The attorney driving the story of the Birther Army doctor facing a court martial for refusing orders is a former Republican Hill staffer and current personal injury lawyer who has dabbled in anti-gay activism and reportedly wrote a letter to the FBI tipping off the feds to New York Gov. Eliot Spitzer’s use of prostitutes, months before the scandal publicly broke.
Attorney Paul Rolf Jensen runs a California law firm, Jensen & Associates, that focuses on bread and butter personal injury cases involving dog bites, seatbelt failure, and asbestos exposure.
But, says the GOP operative Roger Stone, a friend and sometimes client of Jensen’s, he should not be underestimated when it comes to the case of Lt. Col. Terrence Lakin.
An Army doctor, Lakin believes President Obama may not be a natural born citizen, and therefore that military orders are invalid. He was charged last week for refusing orders to show up to be deployed for a second tour in Afghanistan.
“Jensen is a bulldog. A true student of the law. A brilliant litigator. Not adverse to high profile cases and high risk legal strategies,” says Stone in an email. He “understand[s] public relations and the damage this case can do to Obama. Won’t be adverse to trying to call Obama for testimony.”
In an appearance with Lakin on the G. Gordon Liddy show last week, one of several media appearances, Jensen hinted that he will try to use discovery to compel Obama to release a birth certificate.
Not unlike Birther attorney par excellence Orly Taitz, Jensen appears to be using the case to boost his personal profile. A new website, www.paulrolfjensen.com, trumpets his role assisting Lakin, separate from his California firm (www.personalinjuryattorneylaw.com).
Jensen did not respond to our request for comment, but his background seems to be in line with Lakin spokeswoman Margaret Hemenway, a former staffer for Sen. Bob Smith (R-NH) who now leads the American Patriot Foundation, which is raising money to pay Lakin’s legal fees.
Jensen, too, is a former Smith staffer, and he also worked for Sen. Jeremiah Denton (R-AL) and as counsel for the Senate Committee on Environment and Public Works in the early 2000s, according to his bio.
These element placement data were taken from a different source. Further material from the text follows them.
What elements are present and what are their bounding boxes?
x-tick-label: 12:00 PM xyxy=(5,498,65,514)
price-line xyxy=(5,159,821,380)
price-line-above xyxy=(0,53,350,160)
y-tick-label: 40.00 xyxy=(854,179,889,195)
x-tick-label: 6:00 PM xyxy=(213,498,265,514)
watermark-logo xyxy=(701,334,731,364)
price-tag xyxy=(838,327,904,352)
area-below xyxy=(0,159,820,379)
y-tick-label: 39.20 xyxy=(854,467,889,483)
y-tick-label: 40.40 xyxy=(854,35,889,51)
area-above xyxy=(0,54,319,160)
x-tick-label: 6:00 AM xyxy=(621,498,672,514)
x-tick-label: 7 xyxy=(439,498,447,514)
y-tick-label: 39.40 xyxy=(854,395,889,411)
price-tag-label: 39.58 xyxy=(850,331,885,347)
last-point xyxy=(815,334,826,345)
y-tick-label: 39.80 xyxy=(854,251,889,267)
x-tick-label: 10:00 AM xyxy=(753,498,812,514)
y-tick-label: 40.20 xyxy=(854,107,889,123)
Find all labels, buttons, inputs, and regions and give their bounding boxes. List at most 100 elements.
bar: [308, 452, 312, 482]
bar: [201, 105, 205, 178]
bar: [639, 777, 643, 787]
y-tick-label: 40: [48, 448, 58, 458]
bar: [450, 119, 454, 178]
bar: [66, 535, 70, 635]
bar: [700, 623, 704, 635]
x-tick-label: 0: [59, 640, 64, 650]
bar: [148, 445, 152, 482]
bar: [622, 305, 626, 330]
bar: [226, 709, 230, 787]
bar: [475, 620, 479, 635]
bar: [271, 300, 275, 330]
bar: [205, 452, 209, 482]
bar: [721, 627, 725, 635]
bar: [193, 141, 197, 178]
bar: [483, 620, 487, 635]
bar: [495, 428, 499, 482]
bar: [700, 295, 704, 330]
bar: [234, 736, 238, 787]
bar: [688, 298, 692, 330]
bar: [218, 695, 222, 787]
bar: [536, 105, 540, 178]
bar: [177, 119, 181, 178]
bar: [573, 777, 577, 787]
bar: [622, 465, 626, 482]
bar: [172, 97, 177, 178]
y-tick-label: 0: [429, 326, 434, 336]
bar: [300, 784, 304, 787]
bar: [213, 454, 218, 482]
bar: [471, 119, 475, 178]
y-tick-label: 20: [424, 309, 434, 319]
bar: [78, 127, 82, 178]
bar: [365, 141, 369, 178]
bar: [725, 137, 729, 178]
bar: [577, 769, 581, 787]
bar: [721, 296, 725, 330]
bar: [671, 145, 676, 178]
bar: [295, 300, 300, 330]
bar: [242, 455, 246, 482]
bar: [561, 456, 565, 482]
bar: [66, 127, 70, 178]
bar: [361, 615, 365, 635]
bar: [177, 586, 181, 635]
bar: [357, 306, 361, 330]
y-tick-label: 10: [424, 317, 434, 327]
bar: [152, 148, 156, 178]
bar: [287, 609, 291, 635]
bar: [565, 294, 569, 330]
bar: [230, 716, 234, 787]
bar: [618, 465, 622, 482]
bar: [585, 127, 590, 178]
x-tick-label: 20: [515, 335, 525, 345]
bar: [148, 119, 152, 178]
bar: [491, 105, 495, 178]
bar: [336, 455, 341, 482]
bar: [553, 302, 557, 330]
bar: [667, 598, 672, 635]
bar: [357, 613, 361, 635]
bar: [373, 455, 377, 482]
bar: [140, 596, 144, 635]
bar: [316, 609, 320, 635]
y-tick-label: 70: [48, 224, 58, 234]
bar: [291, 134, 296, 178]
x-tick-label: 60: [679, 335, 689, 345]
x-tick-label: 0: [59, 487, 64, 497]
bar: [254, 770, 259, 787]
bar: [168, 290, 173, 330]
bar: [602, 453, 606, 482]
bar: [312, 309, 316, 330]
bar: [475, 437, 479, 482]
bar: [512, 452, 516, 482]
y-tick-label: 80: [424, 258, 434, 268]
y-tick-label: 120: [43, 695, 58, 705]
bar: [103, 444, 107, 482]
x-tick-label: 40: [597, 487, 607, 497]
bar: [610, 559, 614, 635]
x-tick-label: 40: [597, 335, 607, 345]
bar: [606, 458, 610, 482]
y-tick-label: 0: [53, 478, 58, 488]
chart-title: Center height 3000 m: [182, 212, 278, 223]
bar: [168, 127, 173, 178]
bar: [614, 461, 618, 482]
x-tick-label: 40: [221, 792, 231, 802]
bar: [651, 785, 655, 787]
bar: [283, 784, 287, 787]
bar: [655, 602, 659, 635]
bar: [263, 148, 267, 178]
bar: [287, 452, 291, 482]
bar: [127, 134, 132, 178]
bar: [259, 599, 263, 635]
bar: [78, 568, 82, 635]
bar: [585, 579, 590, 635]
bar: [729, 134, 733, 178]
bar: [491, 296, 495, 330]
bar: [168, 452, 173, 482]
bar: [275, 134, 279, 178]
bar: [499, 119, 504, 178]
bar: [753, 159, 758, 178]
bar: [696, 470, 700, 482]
Also like Hemenway, who once filed a complaint against her daughter’s first grade teacher because the teacher announced she is a lesbian, Jensen has been involved in anti-gay activism.
Jensen had filed “25 charges of heresy” against other Presbyterians around the country, CNN reported in 2004. The complaints included cases in which pastors officiated over same-sex unions, ordained gay elders, or were themselves gay.
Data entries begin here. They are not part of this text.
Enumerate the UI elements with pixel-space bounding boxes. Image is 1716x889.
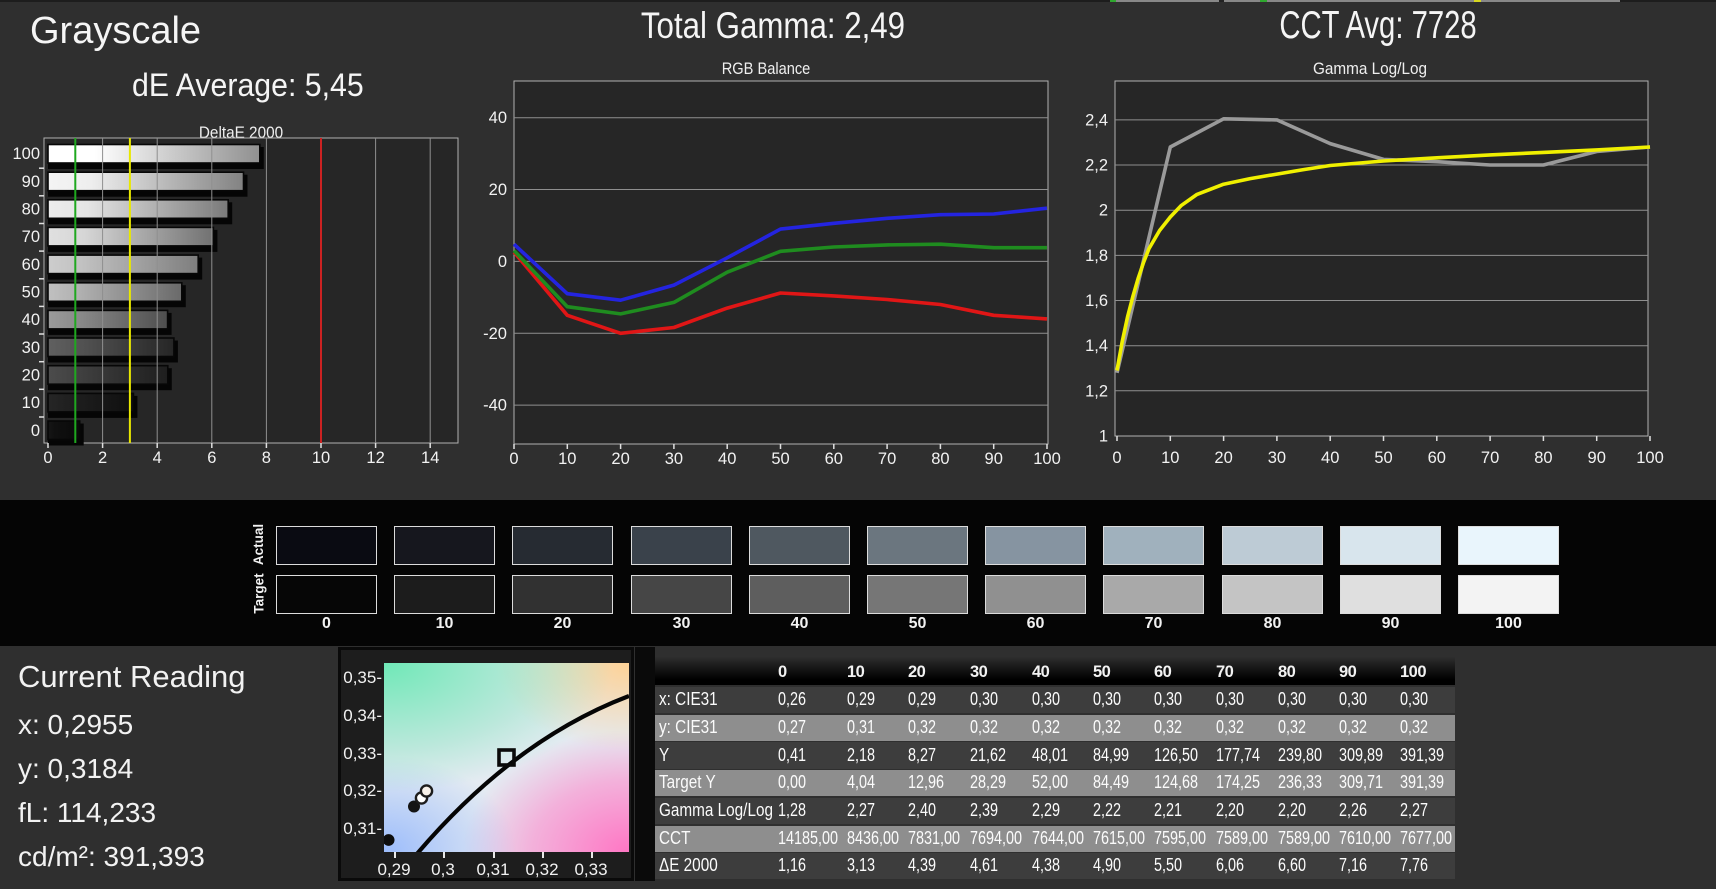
svg-text:30: 30 [22, 339, 40, 357]
svg-text:80: 80 [1534, 449, 1552, 467]
svg-text:80: 80 [22, 201, 40, 219]
svg-text:40: 40 [489, 109, 507, 127]
svg-text:80: 80 [931, 450, 949, 468]
svg-text:70: 70 [22, 228, 40, 246]
svg-text:0: 0 [31, 422, 40, 440]
svg-text:20: 20 [22, 366, 40, 384]
svg-text:90: 90 [22, 173, 40, 191]
svg-text:70: 70 [1481, 449, 1499, 467]
svg-text:0: 0 [498, 253, 507, 271]
svg-text:1,6: 1,6 [1085, 292, 1108, 310]
svg-text:40: 40 [718, 450, 736, 468]
svg-text:10: 10 [558, 450, 576, 468]
svg-text:50: 50 [22, 284, 40, 302]
svg-text:8: 8 [262, 449, 271, 467]
svg-text:0: 0 [43, 449, 52, 467]
svg-text:1,4: 1,4 [1085, 337, 1108, 355]
svg-text:100: 100 [12, 145, 40, 163]
svg-text:10: 10 [312, 449, 330, 467]
svg-text:2,4: 2,4 [1085, 111, 1108, 129]
svg-text:1,2: 1,2 [1085, 382, 1108, 400]
svg-text:2: 2 [98, 449, 107, 467]
svg-text:100: 100 [1033, 450, 1061, 468]
svg-text:1,8: 1,8 [1085, 247, 1108, 265]
svg-text:30: 30 [1268, 449, 1286, 467]
svg-text:20: 20 [489, 181, 507, 199]
svg-text:30: 30 [665, 450, 683, 468]
svg-text:10: 10 [1161, 449, 1179, 467]
svg-text:10: 10 [22, 394, 40, 412]
svg-text:14: 14 [421, 449, 439, 467]
svg-text:-40: -40 [483, 397, 507, 415]
svg-text:40: 40 [22, 311, 40, 329]
svg-text:0: 0 [509, 450, 518, 468]
svg-text:90: 90 [1588, 449, 1606, 467]
svg-text:20: 20 [611, 450, 629, 468]
svg-text:60: 60 [22, 256, 40, 274]
svg-text:-20: -20 [483, 325, 507, 343]
svg-text:12: 12 [366, 449, 384, 467]
svg-text:0: 0 [1112, 449, 1121, 467]
svg-text:90: 90 [985, 450, 1003, 468]
svg-text:20: 20 [1214, 449, 1232, 467]
svg-text:50: 50 [1374, 449, 1392, 467]
svg-text:2,2: 2,2 [1085, 157, 1108, 175]
svg-text:4: 4 [153, 449, 162, 467]
svg-text:1: 1 [1099, 428, 1108, 446]
svg-text:50: 50 [771, 450, 789, 468]
svg-text:70: 70 [878, 450, 896, 468]
svg-text:6: 6 [207, 449, 216, 467]
svg-text:60: 60 [1428, 449, 1446, 467]
svg-text:60: 60 [825, 450, 843, 468]
svg-text:100: 100 [1636, 449, 1664, 467]
svg-text:2: 2 [1099, 202, 1108, 220]
svg-text:40: 40 [1321, 449, 1339, 467]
“I am called to action within the Presbyterian church to fight back against those who have made war and would destroy our church,” he told CNN.
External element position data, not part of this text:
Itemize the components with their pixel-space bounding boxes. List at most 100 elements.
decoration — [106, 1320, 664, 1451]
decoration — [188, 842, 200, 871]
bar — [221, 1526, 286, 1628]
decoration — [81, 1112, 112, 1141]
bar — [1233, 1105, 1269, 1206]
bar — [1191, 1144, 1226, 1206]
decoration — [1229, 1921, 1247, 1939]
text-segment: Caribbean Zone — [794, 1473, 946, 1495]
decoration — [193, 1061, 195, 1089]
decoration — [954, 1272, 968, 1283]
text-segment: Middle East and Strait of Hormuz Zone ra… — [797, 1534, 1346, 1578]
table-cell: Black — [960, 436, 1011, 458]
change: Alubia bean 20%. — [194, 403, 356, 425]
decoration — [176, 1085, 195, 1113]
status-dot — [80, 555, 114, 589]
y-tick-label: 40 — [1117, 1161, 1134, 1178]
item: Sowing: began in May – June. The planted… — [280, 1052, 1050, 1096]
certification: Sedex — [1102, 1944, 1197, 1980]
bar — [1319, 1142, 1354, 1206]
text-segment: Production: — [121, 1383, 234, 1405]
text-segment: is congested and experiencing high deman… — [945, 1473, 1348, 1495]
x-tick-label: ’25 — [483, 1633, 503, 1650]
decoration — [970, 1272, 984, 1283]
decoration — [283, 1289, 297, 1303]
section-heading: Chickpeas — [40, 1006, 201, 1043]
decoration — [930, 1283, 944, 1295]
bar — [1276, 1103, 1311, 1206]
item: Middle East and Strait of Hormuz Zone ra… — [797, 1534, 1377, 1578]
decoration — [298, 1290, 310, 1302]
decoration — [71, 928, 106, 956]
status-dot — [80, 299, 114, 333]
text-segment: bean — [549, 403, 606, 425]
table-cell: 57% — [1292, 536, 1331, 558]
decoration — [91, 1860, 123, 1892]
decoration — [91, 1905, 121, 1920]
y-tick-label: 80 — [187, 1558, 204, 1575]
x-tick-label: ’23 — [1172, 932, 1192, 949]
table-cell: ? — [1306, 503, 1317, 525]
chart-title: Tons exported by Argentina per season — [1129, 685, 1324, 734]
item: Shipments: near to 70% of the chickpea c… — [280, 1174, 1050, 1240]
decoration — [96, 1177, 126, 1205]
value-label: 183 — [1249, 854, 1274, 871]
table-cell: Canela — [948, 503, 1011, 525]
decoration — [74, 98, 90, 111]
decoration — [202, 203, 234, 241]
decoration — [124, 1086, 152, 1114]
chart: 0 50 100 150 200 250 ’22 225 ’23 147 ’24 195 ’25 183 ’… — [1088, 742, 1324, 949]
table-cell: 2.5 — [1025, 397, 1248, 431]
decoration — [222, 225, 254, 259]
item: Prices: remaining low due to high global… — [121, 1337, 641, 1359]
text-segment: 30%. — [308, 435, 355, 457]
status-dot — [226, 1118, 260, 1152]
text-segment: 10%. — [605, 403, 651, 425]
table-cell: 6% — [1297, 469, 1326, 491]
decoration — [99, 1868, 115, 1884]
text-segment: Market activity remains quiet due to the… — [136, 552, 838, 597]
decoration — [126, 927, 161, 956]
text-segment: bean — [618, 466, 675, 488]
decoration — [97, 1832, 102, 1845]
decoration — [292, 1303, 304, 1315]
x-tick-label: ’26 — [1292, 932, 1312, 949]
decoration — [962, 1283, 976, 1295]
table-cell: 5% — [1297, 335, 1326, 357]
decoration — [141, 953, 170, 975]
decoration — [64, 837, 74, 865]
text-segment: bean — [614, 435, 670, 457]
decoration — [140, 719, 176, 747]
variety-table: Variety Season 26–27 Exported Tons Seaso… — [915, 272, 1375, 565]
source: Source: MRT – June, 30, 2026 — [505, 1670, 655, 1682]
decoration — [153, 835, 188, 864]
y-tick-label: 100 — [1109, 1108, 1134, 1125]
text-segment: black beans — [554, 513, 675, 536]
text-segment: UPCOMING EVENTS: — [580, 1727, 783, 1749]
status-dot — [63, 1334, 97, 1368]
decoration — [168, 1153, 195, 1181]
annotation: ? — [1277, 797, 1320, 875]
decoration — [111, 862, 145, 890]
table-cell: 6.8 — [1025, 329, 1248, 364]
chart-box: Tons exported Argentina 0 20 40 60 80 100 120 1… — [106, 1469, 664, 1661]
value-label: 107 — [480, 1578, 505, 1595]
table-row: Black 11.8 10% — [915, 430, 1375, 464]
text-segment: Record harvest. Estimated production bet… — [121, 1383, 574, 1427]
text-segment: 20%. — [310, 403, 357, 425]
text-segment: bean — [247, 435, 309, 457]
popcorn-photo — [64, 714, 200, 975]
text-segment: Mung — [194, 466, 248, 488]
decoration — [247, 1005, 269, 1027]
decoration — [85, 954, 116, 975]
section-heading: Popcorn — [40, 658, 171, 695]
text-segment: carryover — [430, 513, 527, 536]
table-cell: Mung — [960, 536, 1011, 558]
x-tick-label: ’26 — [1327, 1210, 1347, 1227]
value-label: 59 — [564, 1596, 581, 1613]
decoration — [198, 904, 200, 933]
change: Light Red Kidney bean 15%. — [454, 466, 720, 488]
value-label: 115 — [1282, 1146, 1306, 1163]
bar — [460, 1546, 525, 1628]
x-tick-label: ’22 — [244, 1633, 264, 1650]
Jensen has also sued Judicial Watch Larry Klayman for slander (after briefly working on Klayman’s ill-fated Florida Senate run in 2004). And he had a bit role in the scandal that brought down New York Gov. Eliot Spitzer.
“It was Jensen who advised me to let the FBI know of Eliot Spitzer black sock fetish as a way of proving Spitzer’s use of prostitutes,” says Stone. The New York Post reported that Jensen who penned a November 2007 letter to the FBI in which Stone said Spitzer “used the service of high-priced call girls.”
In the Lakin case, though, Jensen faces an uphill fight. Fox News quoted military lawyers saying that the plan to get Obama’s birth certificate will probably fail — and one observed that Jensen has very little experience in military law.
For his work, though, he will be handsomely paid. The American Patriot Foundation estimates in a new fundraising pitch that Lakin’s legal bills will top $500,000.